The harshest reality is that the Playa de los Alemanes was difficult to access from the nearest towns until the fifties. Although there are records of houses and Germans using horses to get in and out of their homes. Near the beach there were huts; from the sea it was easier to reach this short strip of beach.

Specifically, on the slope leading up from the beach, only three German families lived there permanently. According to Marí and Hofman’s documentary, they were wealthy Nazis who had little contact with the locals. Their descendants, already in the fifties and sixties, returned to Germany.

“To the East and to the West

This could be considered the moment of the beginning of German tourism in the area. But it was not until the early sixties when tourism was activated in Zahara. And it was done in a somewhat curious way, as the Zahara tourism website tells. It is said that a group of German businessmen came to the office of Álvaro Domecq, then President of the Diputación de Cádiz. They told him very politely about their investment intentions. Don Alvaro was perplexed by the proposal. It was a millionaire what they were planning to invest in such an inhospitable place. The surprise of the President of the Provincial Council was not concealed, as the area was battered by easterly and westerly winds. The man asked the man a question in response to such a crazy proposal: “Have you taken into account the winds? The Germans answered in smiling unison: ‘In the east and west it is very healthy‘.

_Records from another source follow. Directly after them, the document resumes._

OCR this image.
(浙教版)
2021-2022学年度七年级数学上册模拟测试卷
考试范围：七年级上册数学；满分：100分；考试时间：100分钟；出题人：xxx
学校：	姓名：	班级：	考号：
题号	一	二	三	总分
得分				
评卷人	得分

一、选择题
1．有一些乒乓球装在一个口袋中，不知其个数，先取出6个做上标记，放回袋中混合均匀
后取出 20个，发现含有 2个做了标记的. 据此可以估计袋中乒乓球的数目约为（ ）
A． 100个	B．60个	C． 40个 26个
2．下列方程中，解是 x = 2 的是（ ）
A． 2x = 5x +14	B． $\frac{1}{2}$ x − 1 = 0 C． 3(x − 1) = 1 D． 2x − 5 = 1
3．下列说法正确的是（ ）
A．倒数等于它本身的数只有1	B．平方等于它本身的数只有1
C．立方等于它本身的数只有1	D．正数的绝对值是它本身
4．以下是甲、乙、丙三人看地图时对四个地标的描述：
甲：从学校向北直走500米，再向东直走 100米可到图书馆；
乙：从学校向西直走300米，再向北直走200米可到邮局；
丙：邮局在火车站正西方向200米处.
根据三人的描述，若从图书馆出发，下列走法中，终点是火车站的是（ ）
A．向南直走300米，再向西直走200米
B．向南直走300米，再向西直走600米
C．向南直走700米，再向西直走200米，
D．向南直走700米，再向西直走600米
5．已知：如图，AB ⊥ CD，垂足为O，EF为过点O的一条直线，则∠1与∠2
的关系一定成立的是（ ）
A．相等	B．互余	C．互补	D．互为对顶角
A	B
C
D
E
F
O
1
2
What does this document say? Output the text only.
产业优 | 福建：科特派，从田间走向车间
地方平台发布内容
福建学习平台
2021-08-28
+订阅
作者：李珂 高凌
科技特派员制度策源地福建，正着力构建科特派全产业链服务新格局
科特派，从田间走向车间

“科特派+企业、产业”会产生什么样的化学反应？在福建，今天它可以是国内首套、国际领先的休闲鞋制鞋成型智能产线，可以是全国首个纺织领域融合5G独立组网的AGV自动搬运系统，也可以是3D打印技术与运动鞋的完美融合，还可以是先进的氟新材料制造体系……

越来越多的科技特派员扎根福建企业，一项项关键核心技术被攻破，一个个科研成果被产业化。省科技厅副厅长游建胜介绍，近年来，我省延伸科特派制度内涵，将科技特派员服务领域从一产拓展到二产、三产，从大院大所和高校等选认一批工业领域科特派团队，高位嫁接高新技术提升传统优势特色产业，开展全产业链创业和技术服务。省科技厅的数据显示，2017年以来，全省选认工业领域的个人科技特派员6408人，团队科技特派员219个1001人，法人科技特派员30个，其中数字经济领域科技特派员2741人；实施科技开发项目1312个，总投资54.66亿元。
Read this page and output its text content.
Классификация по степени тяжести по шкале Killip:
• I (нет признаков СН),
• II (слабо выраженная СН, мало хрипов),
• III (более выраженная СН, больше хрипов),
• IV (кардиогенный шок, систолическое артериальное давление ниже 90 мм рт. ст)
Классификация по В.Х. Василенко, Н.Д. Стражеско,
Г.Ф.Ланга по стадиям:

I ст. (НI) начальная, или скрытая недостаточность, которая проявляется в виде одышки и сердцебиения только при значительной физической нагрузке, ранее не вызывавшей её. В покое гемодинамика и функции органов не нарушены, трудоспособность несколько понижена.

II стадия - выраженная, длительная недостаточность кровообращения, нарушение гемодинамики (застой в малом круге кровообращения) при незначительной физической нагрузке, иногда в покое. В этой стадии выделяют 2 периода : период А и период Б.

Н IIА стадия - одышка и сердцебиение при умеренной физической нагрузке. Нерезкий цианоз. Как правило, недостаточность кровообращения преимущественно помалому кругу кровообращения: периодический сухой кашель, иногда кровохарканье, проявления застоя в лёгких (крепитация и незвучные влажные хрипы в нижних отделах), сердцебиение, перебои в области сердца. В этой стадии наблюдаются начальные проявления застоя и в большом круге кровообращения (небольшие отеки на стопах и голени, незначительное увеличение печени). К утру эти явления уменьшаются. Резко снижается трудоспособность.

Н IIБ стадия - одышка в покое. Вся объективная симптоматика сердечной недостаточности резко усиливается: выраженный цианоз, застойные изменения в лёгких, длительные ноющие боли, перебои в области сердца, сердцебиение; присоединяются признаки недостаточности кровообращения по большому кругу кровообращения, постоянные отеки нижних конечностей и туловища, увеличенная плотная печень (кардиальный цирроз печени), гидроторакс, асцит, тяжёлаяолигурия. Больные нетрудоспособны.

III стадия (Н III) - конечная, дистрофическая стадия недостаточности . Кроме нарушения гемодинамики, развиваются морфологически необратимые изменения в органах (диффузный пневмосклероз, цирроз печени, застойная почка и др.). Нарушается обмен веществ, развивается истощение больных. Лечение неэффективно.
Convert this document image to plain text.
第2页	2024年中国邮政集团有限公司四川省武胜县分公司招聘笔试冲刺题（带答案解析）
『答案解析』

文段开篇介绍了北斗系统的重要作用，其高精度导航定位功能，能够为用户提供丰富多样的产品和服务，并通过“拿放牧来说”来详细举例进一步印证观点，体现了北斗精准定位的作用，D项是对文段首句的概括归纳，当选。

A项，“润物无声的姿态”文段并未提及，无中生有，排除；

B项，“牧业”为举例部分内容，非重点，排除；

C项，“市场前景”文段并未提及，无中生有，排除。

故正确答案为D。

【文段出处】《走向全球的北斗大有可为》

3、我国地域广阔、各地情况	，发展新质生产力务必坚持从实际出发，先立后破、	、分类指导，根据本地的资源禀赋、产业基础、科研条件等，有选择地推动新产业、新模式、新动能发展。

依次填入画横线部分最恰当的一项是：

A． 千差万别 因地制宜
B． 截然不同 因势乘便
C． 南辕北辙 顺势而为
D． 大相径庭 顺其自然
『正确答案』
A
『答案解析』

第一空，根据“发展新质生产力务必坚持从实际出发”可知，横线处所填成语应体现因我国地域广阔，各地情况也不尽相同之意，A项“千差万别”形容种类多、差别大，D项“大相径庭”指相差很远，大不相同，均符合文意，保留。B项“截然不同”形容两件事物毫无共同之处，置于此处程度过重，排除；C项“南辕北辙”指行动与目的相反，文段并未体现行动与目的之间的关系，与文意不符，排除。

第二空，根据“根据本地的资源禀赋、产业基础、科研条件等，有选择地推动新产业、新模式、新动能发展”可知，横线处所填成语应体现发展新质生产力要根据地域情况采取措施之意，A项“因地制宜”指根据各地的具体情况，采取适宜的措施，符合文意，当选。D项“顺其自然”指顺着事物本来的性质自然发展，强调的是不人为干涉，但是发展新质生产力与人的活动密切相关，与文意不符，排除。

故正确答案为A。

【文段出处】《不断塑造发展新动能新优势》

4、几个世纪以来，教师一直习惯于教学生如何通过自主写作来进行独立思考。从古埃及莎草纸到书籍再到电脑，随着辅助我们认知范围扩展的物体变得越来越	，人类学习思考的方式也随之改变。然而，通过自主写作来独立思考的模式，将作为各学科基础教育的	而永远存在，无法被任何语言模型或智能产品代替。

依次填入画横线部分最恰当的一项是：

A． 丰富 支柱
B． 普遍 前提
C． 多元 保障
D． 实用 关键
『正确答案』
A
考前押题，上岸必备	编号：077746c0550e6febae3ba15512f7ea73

From that first interest we moved on to an emblematic building that increased the German presence in the city.It is located on the beach that gives its name to that name. In 1970 work began on the Atlanterra and Zahara Hotels (demolished in 2002) directed by the architect Alvis Franz Rotter. Franco’s minister Sánchez Bella endorsed the project and supervised it in 1973, after arriving at the emporium by helicopter.

Bankruptcies, delays and non-payments postponed the hotel projects. Only the Atlanterra was inaugurated in 1983. It was the key to gather numerous urbanizations around it. The tenacity of the new architect Horts Mankel achieved the postponed hotel opening together with the entrepreneur Kurt Schlichtkrull, nicknamed ‘Juanaco’ by the locals. Both the hotel and the surrounding urbanisations are known by the locals as “the Germans” after the builders and the first owners who settled there. To add to the mystery, there are rumours and unconfirmed stories circulating in the area that speak of dinners at the hotel attended by elderly and discreet Nazis, although this is unconfirmed. Be that as it may, in 1987 the Hotel Atlanterra, owned by German businessmen, changed owners and managers. The sale was discreet. Since the late eighties the establishment has been operated by the multinational Meliá.

What is clear is that Playa de los Alemanes has plenty of reasons, legends, facts and stories to boast the name by which everyone knows it.